As Pandemic Continues, Food Insecurity Climbs
With no clear end to the pandemic in sight, food insecurity is skyrocketing. And local organizations in the Cape Fear region are bracing for the long haul.
The definition of “food insecure” is simple:
“If I were to ask you, Hannah, if you know where your next meal is coming from -- and if your answer is ‘I'm not sure,’ or ‘I don't know’ -- then you're food insecure.”
That’s Beth Gaglione. She’s the Branch Director of the Food Bank of Central and Eastern North Carolina. And she says that like many other areas in the country, food insecurity is ramping up in the Cape Fear region.
“The staff is feeling the growth, in the amount of food that we're putting out every day, every week, every month. The numbers have been significantly higher.”
And those numbers continue to climb. Pre-pandemic, a national hunger-relief organization called Feeding America estimated that a little over 67,000 adults and children in Brunswick, New Hanover, Pender, and Columbus counties were food insecure. Based on unemployment and poverty rates, the group estimates that number is now just under 94,000.
Feeding America also reports that 1 in 5 people in Central and Eastern North Carolina will or already have experienced food insecurity in 2020.
When it comes to food insecurity, one size doesn’t fit all. It can mean not being able to afford nutritious food, like fruits and vegetables -- relying on frozen meals, or processed, cheaper products. Or, it can mean losing weight because you can’t afford to eat.
“It’s a wide-ranging definition. And I would say that definitely more people are food insecure than we realize, including college students.”
That’s Dr. Jill Waity, Associate Professor of Sociology at UNC Wilmington. She says that as many college students now have to move back home, some come from lower-income households and may be losing access to food resources they received on campus.
College students may also face more stigma to reach out for help, than other populations. And certain food assistance programs aren’t available to them.
“I think for a long time, maybe the general population didn't realize that college students aren't all middle class, or wealthy. Some people are trying to pay their own way through school. They don't necessarily get access to government programs like SNAP [Supplemental Nutrition Assistance Program].”
Dr.
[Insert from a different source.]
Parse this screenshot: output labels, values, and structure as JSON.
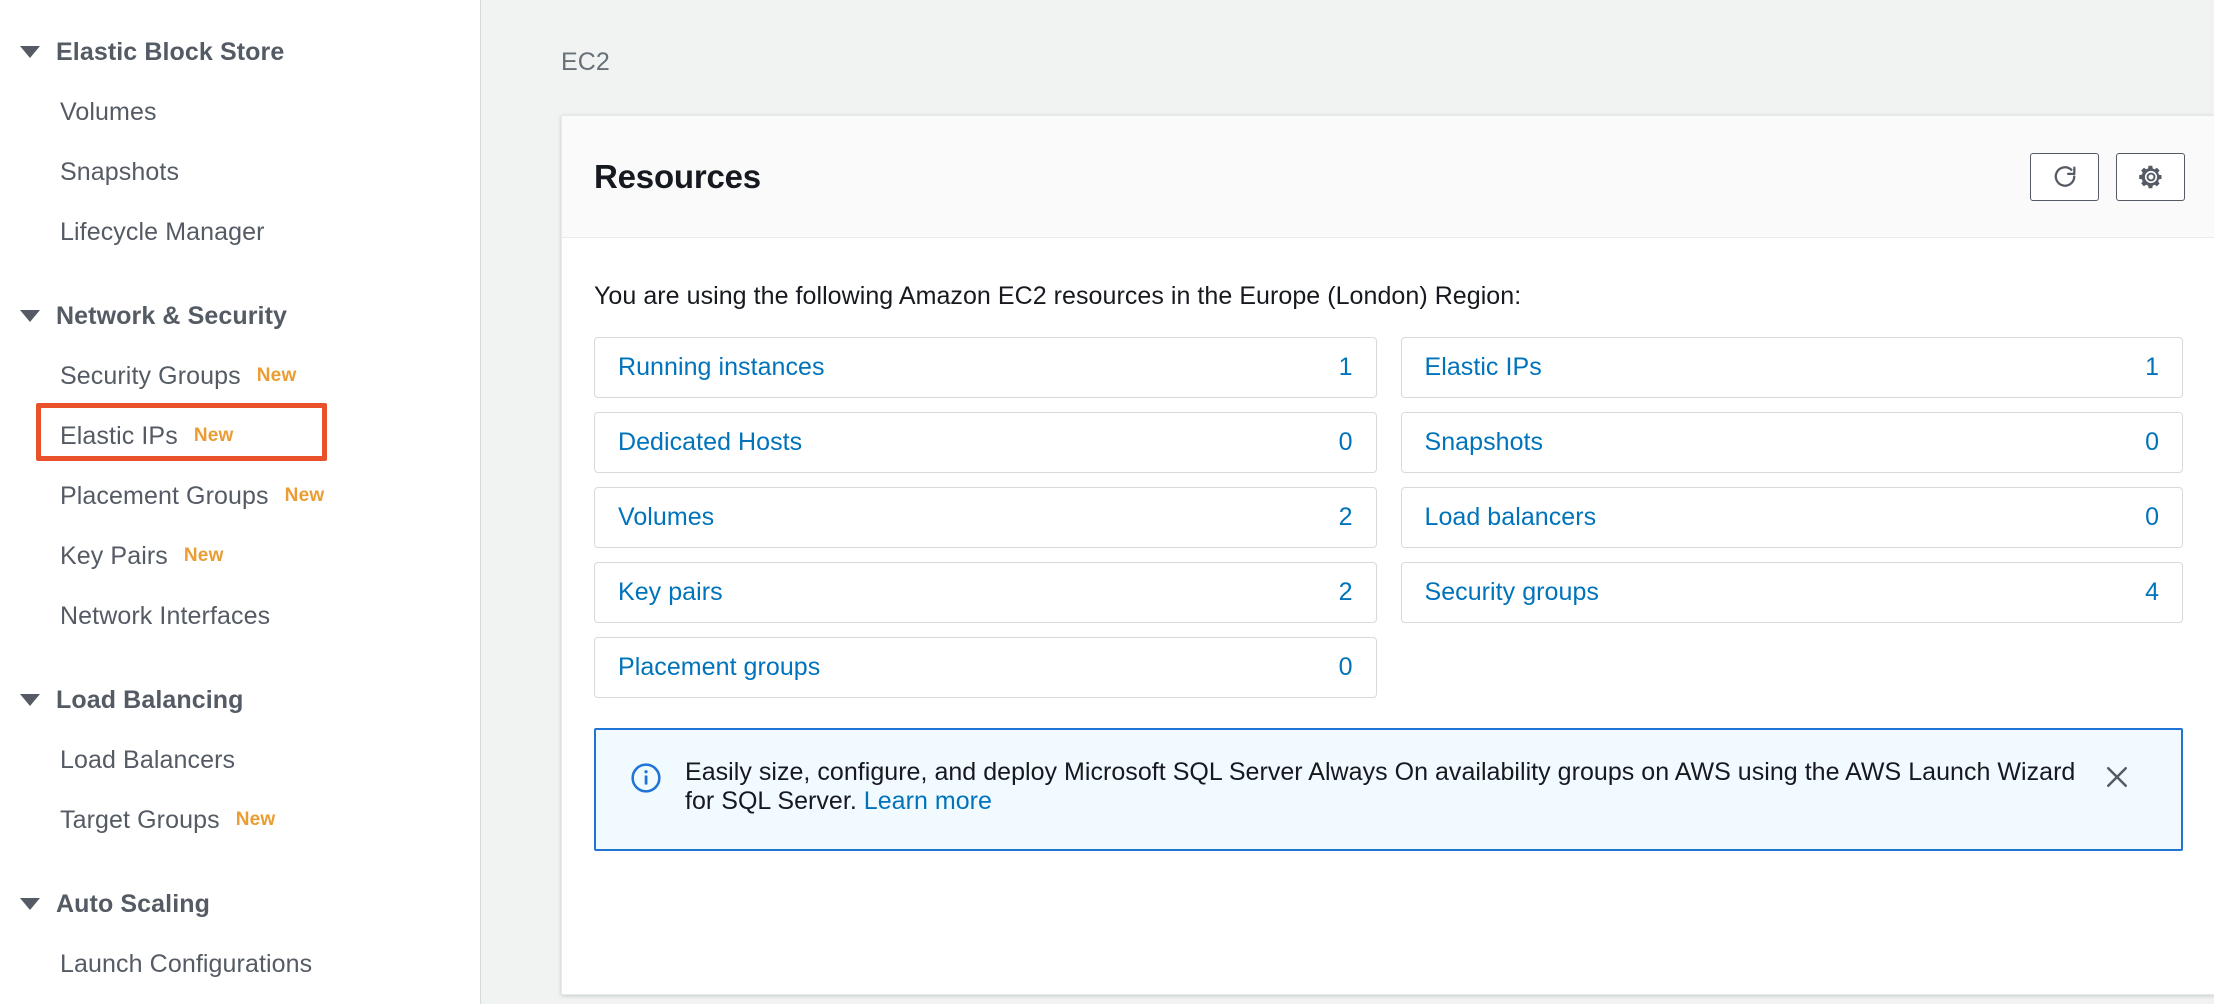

Waity says food insecurity is tied to a lack of financial resources. As the pandemic drags on, people lose jobs, or hours -- draining their savings accounts. Financial stress snowballs, making it harder for lower-income families to get back on their feet -- even after the economy improves, and wealthier households begin to recover.
“Research I did around the Great Recession saw that even after it was officially over in 2012, people were still using food pantries and soup kitchens at a much higher rate than they were before the recession. So it’s not going to go away.”
Dr. Waity and Beth Gaglione stress that, fortunately, there is assistance. Both say the Supplemental Nutrition Assistance Program, or SNAP, continues to be monumental for propelling the economy and helping people stay out of poverty.
Local organizations are also providing resources. On the Cape Fear Food Council’s website, you can find guides and visual maps for food assistance in New Hanover, Brunswick, and Pender counties. Lists of local hunger support programs are also on the Wilmington Food Bank’s website.
The bottom line, says Gaglione? Don’t be afraid to reach out for help.
“Families just may not know, cause they've never reached out -- and it is a pride issue, and I am extraordinarily sympathetic to that. But this is also an extraordinary time.”
Note: The numbers of food insecure adults and children in Brunswick, New Hanover, Pender, and Columbus counties (both pre-pandemic and current) have been corrected from the original version of this story. The numbers in the web version of this story are correct.